As the squadron of helicopters accompanying the US president roars across the sky, black limousines stand bumper to bumper in the street below and, in the style of Greta Thunberg, a young woman protests against current climate policy on the pavement nearby. The Annual Meeting of the World Economic Forum (WEF) in Davos brings together a series of contrasts within a confined space and creates a bustling confusion in the highest town in Europe.

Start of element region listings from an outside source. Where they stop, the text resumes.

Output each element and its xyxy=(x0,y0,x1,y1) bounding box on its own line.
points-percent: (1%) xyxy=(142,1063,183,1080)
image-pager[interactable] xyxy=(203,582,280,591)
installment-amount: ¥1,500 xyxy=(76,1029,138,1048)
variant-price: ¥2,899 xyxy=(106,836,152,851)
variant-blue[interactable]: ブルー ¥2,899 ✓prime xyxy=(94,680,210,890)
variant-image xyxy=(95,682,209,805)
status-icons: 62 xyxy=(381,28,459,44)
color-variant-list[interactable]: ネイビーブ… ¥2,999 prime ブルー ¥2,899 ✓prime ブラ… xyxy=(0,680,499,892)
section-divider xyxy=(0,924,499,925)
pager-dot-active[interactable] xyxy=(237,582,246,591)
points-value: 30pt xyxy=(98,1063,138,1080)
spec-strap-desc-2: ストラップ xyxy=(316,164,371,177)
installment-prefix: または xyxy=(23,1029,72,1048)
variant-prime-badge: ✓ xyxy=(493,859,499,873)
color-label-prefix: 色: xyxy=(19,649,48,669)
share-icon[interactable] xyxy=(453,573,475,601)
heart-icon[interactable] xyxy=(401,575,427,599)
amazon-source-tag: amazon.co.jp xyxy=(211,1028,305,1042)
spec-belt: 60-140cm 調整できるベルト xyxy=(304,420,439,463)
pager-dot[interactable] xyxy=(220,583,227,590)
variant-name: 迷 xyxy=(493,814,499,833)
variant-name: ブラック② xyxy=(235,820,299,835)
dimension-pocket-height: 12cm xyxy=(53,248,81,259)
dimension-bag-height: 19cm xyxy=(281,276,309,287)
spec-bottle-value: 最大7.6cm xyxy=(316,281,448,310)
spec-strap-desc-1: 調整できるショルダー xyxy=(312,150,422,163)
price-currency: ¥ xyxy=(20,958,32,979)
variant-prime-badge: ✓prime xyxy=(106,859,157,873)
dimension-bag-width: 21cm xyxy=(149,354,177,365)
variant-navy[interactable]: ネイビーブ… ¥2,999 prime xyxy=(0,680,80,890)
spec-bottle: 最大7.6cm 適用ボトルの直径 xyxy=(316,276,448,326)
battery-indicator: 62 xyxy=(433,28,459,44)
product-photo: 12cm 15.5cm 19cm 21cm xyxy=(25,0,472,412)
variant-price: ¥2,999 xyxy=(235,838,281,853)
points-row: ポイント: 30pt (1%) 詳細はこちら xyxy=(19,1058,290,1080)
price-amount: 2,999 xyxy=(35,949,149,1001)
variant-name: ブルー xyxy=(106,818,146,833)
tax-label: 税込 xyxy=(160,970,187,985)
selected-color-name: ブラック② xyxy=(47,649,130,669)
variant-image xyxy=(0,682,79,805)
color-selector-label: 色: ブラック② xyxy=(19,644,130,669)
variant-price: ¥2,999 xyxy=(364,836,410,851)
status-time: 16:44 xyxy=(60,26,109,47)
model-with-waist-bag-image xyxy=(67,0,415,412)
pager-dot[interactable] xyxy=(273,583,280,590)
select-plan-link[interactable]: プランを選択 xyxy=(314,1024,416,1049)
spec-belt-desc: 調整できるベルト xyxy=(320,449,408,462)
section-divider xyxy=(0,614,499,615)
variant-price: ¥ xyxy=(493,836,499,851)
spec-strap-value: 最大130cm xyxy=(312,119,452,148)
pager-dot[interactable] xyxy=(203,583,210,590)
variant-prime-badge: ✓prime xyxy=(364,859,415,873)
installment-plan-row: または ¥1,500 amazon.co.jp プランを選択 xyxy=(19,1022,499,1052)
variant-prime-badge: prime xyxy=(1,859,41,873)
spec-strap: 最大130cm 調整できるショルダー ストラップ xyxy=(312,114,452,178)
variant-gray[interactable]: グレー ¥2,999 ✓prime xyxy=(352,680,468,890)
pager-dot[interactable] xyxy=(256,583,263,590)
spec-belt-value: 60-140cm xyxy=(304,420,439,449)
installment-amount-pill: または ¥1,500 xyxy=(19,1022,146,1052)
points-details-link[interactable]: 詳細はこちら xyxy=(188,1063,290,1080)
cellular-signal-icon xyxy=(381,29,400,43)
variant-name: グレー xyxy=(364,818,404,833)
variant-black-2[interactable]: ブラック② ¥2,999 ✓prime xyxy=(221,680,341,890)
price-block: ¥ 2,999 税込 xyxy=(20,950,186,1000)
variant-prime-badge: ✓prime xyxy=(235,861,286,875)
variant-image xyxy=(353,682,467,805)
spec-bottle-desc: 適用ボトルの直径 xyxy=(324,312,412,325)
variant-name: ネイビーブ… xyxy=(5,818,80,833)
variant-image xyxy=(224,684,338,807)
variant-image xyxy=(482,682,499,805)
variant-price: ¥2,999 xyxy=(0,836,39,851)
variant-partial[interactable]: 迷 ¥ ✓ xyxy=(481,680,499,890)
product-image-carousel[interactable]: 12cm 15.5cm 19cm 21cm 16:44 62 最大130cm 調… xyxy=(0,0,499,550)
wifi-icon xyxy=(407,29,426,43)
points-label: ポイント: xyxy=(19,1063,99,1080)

A stream of visitors flocked to the ETH Zurich pavilion outside the gates to the WEF’s official Annual Meeting. Shortly after the opening of the “RETHINKING Creativity” exhibition on Tuesday lunchtime, the space is full to capacity with several school classes, WEF visitors and local residents jostling around the exhibits. “Interdisciplinarity is the key concept that describes ETH’s exhibition at this year’s WEF,” says ETH President Joël Mesot at the opening ceremony. “Our exhibits cover everything from quantum computing to robotics and a knitted piano, bringing together the worlds of art and technology.”
The mystery of quanta
In the middle of the room, the “Pond of Possibilities” hangs from the ceiling. This exhibit uses waves in water and their interference to illustrate how a quantum computer explores a large number of possibilities in parallel in order to find the right answer. Visitors can influence the interference patterns by selectively placing obstacles in their path and thus designing “algorithms”.
The pond is just one of many installations on the subject of quantum computing. With active support from designers, ETH researchers created these exhibits to bring the key concepts of quantum physics to life. On the evening of the opening ceremony, an expert panel at the “Demystifying Quantum” event attempts to explain the world of quantum physics to the audience, but as ETH quantum physicist, Jonathan Home says, “Quantum mechanics follows rules that defy our everyday experience.” The mystery remains, at least for the time being.
Chaos as a breeding ground for new ideas
Diving into new worlds and chaotic states requires new ways of thinking. It thus marks the start of a creative process – or at least that is the view of Joe Paradiso (find the ETH podcast with him here). For the MIT Media Lab researcher, one thing is certain: “Creativity needs disorder. Ideas arise from chaotic environments.” People combine existing knowledge from different disciplines to create something new – be it concrete columns from a 3D printer, pianos from a loom or industrial robots that play with dolls.